それで勇者を納得させることが出来るものなら、と。
その思惑は外れてない。当たってもないが。
勇者は笑顔から一転、冷めた表情になり、声を落して言った。
「……皆の中に……シスリーはいますか?」
「あ、あの大罪に……い、いえ! シスリー殿も勿論です! 王女様の元で働く、勇者様が守られる人々の一人です!」
シスリーの名が出ると、嫌悪感を滲ませるフルーガを見て、歯をギシギシと鳴らせ、自然と拳に力が入る勇者。
失言に気がつき、慌てて訂正したが勇者の意をより強固にさせることになった。
「フルーガさん。俺はココを離れるつもりはありませんよ。それでも連れて行く気ですか?」
「ッ――意が変わらないというのであれば、止む無しです。勇者様の意思は関係ありません」
言動・表情、共に元々の勇者を知っていたフルーガには到底想像できない程、この時の勇者は豹変していた。

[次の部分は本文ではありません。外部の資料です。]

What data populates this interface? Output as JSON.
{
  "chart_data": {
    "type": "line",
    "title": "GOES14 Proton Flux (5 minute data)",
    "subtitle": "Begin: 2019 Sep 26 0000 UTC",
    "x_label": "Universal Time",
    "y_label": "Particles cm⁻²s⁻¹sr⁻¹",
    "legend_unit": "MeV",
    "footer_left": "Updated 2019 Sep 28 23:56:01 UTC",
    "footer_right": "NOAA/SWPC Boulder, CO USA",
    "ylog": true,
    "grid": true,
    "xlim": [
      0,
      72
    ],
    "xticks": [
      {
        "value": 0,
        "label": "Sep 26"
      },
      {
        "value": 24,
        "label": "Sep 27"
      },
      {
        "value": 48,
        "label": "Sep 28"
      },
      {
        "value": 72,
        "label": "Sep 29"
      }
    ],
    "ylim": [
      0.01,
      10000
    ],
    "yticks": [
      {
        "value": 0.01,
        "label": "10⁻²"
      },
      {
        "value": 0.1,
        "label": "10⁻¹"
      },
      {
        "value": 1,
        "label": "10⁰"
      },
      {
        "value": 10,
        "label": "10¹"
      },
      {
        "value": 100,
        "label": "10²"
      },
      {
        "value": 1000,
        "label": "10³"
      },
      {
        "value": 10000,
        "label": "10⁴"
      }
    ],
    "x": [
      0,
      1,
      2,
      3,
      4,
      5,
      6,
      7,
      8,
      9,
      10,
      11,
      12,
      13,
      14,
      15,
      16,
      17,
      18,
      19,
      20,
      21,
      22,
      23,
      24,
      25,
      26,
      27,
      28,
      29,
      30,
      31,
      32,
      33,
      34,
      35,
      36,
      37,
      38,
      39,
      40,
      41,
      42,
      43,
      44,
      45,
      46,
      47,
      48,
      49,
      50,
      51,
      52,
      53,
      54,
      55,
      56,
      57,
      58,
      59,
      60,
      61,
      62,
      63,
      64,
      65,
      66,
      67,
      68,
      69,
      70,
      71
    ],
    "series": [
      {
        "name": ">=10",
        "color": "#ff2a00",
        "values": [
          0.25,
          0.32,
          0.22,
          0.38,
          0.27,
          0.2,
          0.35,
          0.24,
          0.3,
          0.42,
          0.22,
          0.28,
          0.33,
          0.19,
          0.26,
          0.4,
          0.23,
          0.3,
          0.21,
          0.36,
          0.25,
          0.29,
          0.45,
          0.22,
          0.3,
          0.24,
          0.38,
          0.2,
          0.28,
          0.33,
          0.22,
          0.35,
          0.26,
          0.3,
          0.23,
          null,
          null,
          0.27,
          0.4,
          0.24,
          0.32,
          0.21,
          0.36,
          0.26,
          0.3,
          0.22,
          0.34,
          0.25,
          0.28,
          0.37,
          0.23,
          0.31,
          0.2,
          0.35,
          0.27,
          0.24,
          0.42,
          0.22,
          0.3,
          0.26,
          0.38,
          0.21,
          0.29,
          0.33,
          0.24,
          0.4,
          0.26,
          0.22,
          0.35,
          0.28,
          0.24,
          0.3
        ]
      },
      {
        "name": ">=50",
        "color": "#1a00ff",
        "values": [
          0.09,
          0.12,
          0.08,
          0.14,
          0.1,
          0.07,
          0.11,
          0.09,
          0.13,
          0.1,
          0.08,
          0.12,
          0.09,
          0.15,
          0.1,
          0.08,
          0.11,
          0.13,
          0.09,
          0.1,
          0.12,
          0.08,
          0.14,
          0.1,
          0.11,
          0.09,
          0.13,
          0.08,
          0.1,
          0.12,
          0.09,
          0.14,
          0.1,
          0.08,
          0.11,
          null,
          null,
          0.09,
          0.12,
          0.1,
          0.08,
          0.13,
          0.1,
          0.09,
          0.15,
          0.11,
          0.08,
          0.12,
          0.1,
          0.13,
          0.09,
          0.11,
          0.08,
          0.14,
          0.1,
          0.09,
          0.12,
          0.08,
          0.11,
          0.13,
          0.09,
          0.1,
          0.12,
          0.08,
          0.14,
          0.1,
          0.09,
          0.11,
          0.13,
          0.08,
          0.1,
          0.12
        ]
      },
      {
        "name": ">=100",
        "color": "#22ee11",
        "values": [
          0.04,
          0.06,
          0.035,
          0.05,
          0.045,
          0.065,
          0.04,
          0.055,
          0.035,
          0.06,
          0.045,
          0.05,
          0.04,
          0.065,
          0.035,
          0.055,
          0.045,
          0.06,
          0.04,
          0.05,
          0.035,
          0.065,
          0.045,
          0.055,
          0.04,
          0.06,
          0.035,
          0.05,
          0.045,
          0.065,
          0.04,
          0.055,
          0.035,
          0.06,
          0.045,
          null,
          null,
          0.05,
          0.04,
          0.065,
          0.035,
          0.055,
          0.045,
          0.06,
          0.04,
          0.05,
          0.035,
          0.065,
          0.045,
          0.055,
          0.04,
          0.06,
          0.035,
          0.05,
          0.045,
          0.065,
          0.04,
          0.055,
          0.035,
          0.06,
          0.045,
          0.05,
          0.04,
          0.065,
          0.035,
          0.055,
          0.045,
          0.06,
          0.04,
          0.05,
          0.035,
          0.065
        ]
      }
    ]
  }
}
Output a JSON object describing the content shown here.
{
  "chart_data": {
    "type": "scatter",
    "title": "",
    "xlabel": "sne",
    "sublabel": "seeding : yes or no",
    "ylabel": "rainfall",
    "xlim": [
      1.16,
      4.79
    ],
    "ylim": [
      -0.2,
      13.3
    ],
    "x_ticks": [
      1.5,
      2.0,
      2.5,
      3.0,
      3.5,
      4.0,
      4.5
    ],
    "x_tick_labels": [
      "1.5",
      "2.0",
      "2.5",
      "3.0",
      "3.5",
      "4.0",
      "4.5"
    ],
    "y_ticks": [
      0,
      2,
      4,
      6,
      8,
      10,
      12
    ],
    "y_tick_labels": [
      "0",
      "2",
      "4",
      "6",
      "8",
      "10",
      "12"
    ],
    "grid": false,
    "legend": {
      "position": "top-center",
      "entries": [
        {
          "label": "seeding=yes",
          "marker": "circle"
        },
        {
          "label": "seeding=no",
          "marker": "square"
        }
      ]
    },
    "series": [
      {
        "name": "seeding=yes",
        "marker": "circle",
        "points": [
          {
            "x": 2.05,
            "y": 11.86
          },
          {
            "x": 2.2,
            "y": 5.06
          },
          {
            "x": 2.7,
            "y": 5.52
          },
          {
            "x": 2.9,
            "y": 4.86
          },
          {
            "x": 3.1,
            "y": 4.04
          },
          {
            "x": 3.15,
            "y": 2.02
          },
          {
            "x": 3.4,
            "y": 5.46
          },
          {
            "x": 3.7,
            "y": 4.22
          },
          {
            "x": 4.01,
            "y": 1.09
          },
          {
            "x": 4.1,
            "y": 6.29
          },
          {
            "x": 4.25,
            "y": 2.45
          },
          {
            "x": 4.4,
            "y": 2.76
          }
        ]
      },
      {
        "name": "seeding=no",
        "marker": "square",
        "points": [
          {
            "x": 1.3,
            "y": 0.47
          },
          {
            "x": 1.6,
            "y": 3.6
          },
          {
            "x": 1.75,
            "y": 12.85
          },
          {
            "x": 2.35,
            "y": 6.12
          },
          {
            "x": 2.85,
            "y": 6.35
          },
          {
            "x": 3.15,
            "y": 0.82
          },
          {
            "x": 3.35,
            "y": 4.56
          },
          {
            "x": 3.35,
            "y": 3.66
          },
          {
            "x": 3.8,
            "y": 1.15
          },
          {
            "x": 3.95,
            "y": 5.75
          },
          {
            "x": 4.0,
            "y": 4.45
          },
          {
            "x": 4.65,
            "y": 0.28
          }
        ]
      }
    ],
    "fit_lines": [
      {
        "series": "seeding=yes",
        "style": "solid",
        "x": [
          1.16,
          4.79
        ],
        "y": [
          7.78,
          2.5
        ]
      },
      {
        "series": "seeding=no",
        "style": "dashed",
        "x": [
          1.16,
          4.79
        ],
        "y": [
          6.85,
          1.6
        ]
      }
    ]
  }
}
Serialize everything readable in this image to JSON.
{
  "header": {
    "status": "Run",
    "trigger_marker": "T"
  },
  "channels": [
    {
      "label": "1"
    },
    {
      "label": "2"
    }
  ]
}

フルーガは交渉決裂と踏み、懐に忍ばせた本来は魔物捕獲用に使うべき魔道具を勇者に使おうとした。
☆★☆
それは勇者には見た事の無いオモチャのような代物だった。
殺意を含ませフルーガが、カチャカチャと金具のようなものを引いて自分に向けてきた。
だが、何も起こらなかった。
そして、「バカな…」と困惑するフルーガを気がつけば、首に手を掛け力を込めていた。
殺人を犯しても、勇者には何の感情も湧き上がらなかった。
――魔物も人も変わらない。
そう思うと、乾いた笑いが自然と出た。
ただただ、虚しいだけ。
心にできた空洞を紛らわせるために、勇者は足元で転がる既に躯と化した死体の持ち物をあらためた。
出てきたのは自分が所有するのと色違いの指輪と、フルーガに下された指令が書かれた書類。